Leprecan, a brand of portable loos!
This morning we were asked to create our own warm up. We basically improvised a physical floor slapping warm up which transformed into an onomatopoeiac word association game, and then into a circular dance routine, combined with floor slapping, and some counting and then finally singing.
It was a lovely way to warm up now that we know each other well!! (And such low risk if we didn’t).
Today’s Shadvice has been “people over plot”. It’s one thing to find a character, he says, and another to answer the question why they are like that. For example a drummer who drums on anything except drums is a fun character. If he’s doing it because he is pretentious that’s a character trait that’s portable into other arenas.
I didn’t get to see the TJ and Dave show last night (it was sold out), but most of the class did. It’s 2 guys chatting and doing scenes. It was realism or realism within the world (where it was absurd, they played it straight). Looking forward to seeing it next Wednesday.
So today, inspired by their show, we did 2 person 10 minute scenes. It was releasing!
When we dropped the need to advance the narrative, suddenly we could build relationships and environments and leave little offers to mature till someone picked them up. Like little bread crumbs in the forest (but no witch at the end).
My scene was exhilarating to be in (this is why I improvise!!). My note was to give more detail (not my strong point in life) and describe the external world as well as my emotional experience of it (again, not my strong point in the real world). Shad also suggested that while I do the emotion and then justify it (wow, didn’t realise I did emotion on stage), I should build to the emotional rather than start with it (he said it earlier in the week too).

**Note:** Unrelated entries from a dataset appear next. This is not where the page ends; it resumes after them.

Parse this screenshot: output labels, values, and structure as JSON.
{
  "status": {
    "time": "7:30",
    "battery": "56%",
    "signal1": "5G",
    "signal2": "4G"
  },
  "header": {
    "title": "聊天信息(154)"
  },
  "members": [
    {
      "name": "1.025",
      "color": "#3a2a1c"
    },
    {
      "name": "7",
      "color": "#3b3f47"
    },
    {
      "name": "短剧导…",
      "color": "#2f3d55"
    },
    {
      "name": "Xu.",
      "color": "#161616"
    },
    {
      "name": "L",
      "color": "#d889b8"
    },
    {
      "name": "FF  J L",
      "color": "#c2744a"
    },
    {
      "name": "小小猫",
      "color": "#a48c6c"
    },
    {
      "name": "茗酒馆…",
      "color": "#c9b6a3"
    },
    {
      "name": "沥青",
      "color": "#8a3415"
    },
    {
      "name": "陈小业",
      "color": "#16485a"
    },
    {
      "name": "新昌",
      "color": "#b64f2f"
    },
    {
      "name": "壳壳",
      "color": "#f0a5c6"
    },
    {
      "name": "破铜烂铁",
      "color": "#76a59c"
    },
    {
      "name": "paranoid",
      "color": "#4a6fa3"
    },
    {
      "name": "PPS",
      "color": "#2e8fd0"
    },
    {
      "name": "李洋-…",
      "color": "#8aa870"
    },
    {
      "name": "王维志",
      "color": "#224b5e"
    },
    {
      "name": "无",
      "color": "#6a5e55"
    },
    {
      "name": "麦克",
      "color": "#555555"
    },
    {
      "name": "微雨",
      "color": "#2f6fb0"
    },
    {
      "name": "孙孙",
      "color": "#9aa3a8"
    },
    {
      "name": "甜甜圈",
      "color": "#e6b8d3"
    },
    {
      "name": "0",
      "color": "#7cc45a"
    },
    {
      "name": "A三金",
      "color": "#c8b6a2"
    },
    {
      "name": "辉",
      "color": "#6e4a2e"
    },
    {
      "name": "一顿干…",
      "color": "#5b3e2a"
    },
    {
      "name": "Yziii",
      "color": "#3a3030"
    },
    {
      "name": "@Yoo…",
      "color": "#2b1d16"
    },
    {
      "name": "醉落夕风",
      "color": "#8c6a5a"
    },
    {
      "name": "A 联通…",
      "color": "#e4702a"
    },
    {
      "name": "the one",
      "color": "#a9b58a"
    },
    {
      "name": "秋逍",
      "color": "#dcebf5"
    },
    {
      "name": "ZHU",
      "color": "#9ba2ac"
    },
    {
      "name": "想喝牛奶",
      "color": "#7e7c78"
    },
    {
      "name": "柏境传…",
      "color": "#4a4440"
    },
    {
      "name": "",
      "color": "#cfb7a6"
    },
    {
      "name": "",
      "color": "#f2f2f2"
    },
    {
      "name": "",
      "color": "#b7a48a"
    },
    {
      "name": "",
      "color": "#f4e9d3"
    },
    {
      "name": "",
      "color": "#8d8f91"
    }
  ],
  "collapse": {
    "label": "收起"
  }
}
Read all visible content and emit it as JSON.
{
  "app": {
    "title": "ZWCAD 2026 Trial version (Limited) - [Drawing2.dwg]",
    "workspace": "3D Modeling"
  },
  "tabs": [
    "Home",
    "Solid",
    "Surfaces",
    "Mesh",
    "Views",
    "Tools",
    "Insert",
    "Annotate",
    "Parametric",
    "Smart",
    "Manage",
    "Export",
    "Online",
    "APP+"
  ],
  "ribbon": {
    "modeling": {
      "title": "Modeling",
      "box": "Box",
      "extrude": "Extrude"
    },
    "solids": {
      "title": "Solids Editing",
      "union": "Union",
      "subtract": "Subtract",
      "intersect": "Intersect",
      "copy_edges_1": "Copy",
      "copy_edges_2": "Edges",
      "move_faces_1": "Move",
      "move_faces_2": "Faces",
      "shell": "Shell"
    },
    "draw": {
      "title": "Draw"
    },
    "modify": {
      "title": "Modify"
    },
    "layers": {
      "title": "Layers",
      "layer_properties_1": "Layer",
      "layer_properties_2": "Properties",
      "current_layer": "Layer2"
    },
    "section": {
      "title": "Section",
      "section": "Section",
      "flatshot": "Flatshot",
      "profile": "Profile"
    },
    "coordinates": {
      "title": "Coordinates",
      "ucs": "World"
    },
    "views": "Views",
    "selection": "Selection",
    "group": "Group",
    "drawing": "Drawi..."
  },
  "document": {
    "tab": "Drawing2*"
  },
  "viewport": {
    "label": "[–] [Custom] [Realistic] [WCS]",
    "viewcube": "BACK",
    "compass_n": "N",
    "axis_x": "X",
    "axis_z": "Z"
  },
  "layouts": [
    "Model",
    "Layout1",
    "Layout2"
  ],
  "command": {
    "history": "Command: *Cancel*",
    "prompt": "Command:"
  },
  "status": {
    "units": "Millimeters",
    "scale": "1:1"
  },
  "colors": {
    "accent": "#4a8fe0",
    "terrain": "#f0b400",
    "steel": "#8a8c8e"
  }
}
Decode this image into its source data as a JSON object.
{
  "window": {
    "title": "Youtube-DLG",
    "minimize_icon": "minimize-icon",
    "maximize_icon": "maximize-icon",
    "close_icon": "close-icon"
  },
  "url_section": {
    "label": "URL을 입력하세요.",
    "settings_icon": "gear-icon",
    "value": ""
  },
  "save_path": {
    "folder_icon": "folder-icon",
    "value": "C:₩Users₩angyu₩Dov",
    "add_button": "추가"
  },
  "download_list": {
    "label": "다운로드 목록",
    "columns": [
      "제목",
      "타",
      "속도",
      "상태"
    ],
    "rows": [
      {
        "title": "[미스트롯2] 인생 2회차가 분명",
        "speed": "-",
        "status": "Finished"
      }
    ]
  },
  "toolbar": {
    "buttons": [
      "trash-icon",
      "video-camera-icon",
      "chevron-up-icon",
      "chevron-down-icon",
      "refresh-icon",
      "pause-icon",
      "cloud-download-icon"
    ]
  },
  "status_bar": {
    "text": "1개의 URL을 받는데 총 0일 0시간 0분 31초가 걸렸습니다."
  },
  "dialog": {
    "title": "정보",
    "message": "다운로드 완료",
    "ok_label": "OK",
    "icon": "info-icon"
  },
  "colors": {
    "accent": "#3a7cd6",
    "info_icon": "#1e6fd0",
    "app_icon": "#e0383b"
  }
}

If you know the enneagram (a personality styles thing) it divides people by the order in which they work. I’m doing feel-do-think, and they are suggesting think-feel-do (the other option is do-feel-think, I think). Anyway, just as loudly as Shad said “build to the emotion”, Jason, one of my classmates said “I wish I could do that”.
I was just please to have firstly gotten an idea. Secondly to have laid out some random ideas, and then worked out how to bring together many more of the threads than I thought was possible. I’m even now recognising bits I justified that I was by no means consciously doing.
So it’s been “awesome” as my American friends would say.
For your “cool exercises to do” list, Craig from my class practiced Shakespearean language by getting a random object, and then you insult the person on your left using the object as a base, and compliment the person on your right using the same object (thou art like a flower…)
And transitioning from one scene to another in the two person scene I saw the other night – they just exaggerated a physical gesture from the scene to create either a transition space (not scenic) or a new scene. They used bees and angels a number of times (when one thought a scene was ready to edit, as a last resort they switched to flying around until they alighted on a new idea).